Modular and matching

10. Sloan’s Basys line features new, angular faucets and matching faucet-y hand dryers that blow warm air. You can’t tell them apart. Best of all, the components are all interchangeable and come with an optional turbine power-harvesting technology.

11. Add a grinder pump and your sewers can be routed through tiny, 2-inch pipes. Environment One Corp. has a new grinder pump and its new E/One Sewer System is a drop-in solution for environmentally sensitive landmarks like Frank Lloyd Wright’s Fallingwater or landlocked buildings such as Alcatraz Island.

12. The science of protecting birds from unnecessary collisions with architectural plate glass has been advanced by Walker Textures’ new line called AviProtek, launched in August by the Montreal-based company.
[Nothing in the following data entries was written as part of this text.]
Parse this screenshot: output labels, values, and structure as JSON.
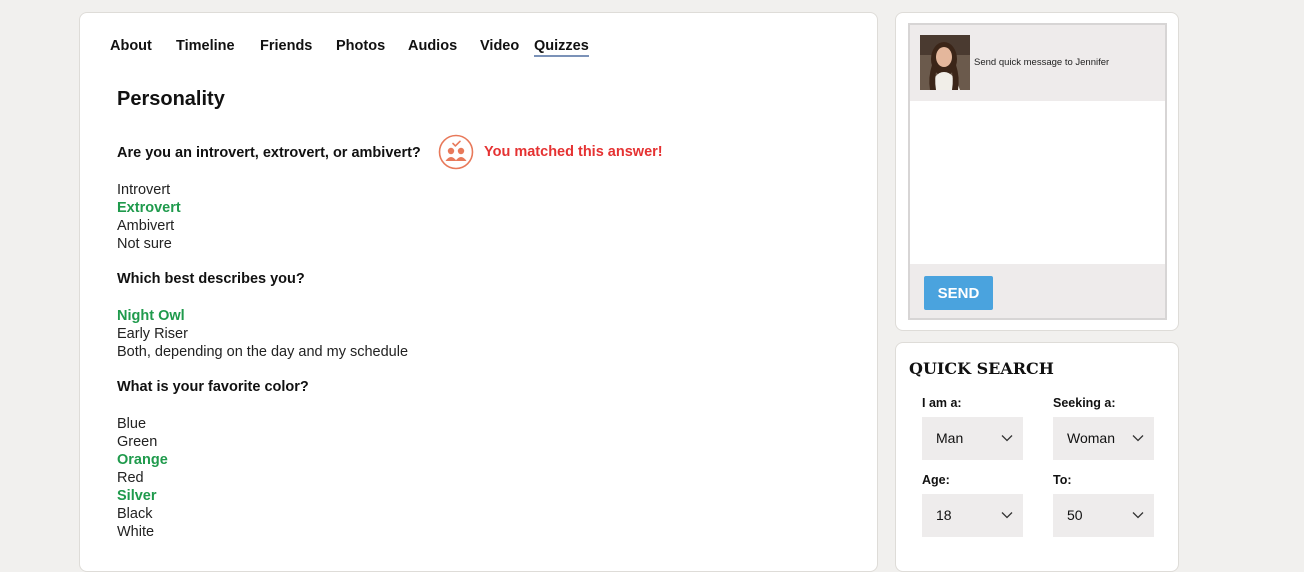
{
  "tabs": [
    "About",
    "Timeline",
    "Friends",
    "Photos",
    "Audios",
    "Video",
    "Quizzes"
  ],
  "active_tab": "Quizzes",
  "quiz": {
    "section_title": "Personality",
    "match_text": "You matched this answer!",
    "questions": [
      {
        "text": "Are you an introvert, extrovert, or ambivert?",
        "options": [
          "Introvert",
          "Extrovert",
          "Ambivert",
          "Not sure"
        ],
        "matched": [
          "Extrovert"
        ]
      },
      {
        "text": "Which best describes you?",
        "options": [
          "Night Owl",
          "Early Riser",
          "Both, depending on the day and my schedule"
        ],
        "matched": [
          "Night Owl"
        ]
      },
      {
        "text": "What is your favorite color?",
        "options": [
          "Blue",
          "Green",
          "Orange",
          "Red",
          "Silver",
          "Black",
          "White"
        ],
        "matched": [
          "Orange",
          "Silver"
        ]
      }
    ]
  },
  "message": {
    "label": "Send quick message to  Jennifer",
    "send_label": "SEND"
  },
  "search": {
    "title": "QUICK SEARCH",
    "i_am_label": "I am a:",
    "i_am_value": "Man",
    "seeking_label": "Seeking a:",
    "seeking_value": "Woman",
    "age_label": "Age:",
    "age_value": "18",
    "to_label": "To:",
    "to_value": "50"
  },
  "colors": {
    "matched": "#1f9a4c",
    "match_alert": "#e53232",
    "match_icon": "#e8795a",
    "send_button": "#4aa3de",
    "tab_underline": "#7b92b8"
  }
}
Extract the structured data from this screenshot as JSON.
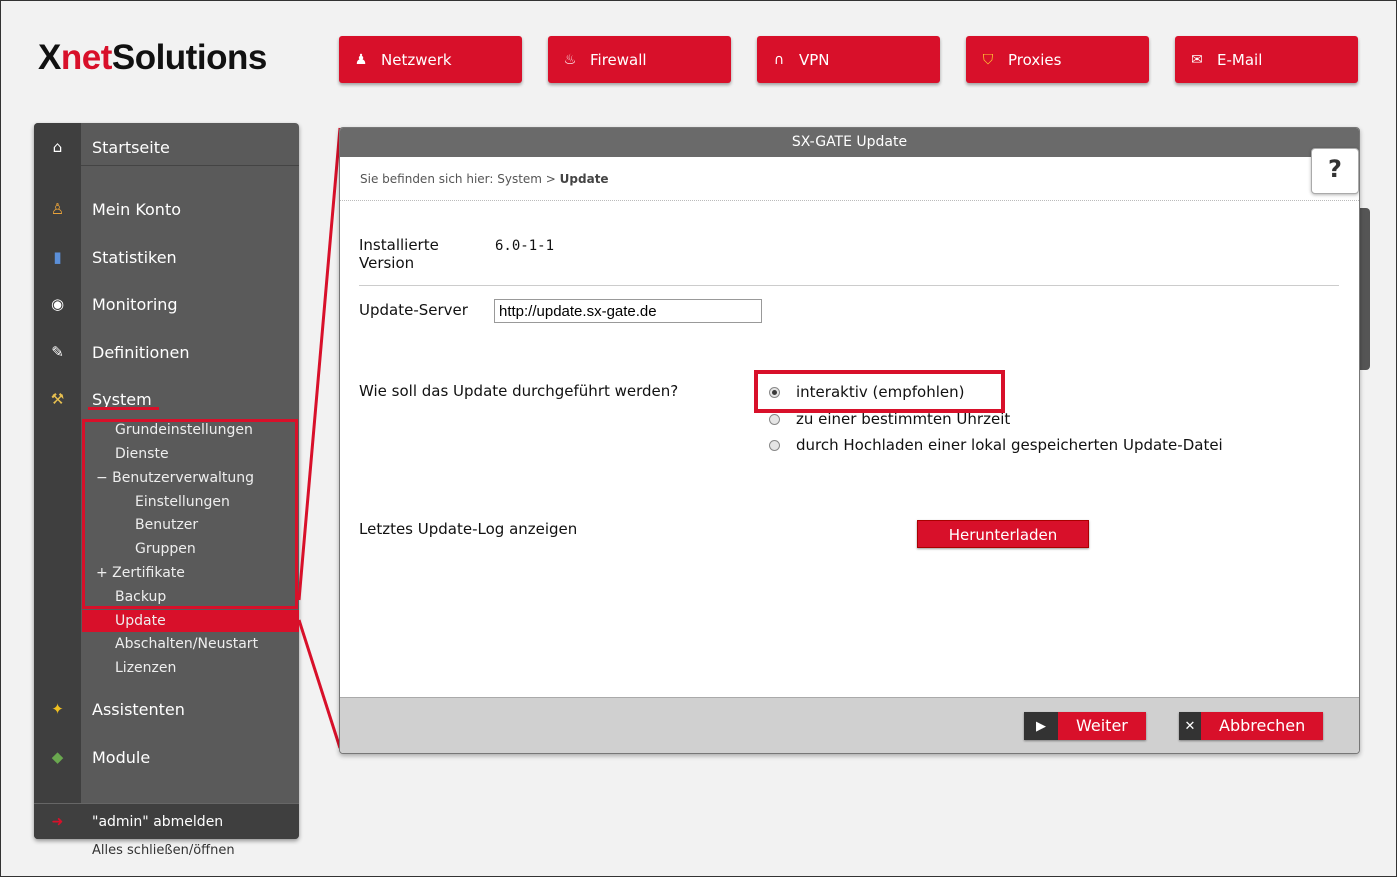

It’s a big line of glass in varied patterns, all of which help deter birds.

Other advances

There was much more to see at Greenbuild. From Finland, for example, come Peikko’s slim floor systems with lay-in concrete planks -- a method that’s growing market share fast. Easy-to-maintain backwater valves from Mainline protect properties from sewer line backflow, a problem when your building is lower than the locale’s highest manholes.

Many of the purveyors cited above are small private companies with a real, healthy fixation on making the world greener.

My favorites were the mom-and-pops who broke the bank to peddle their new gadgets to the assembled architects and designers in Philadelphia, at the nation’s biggest and most vibrant green confab.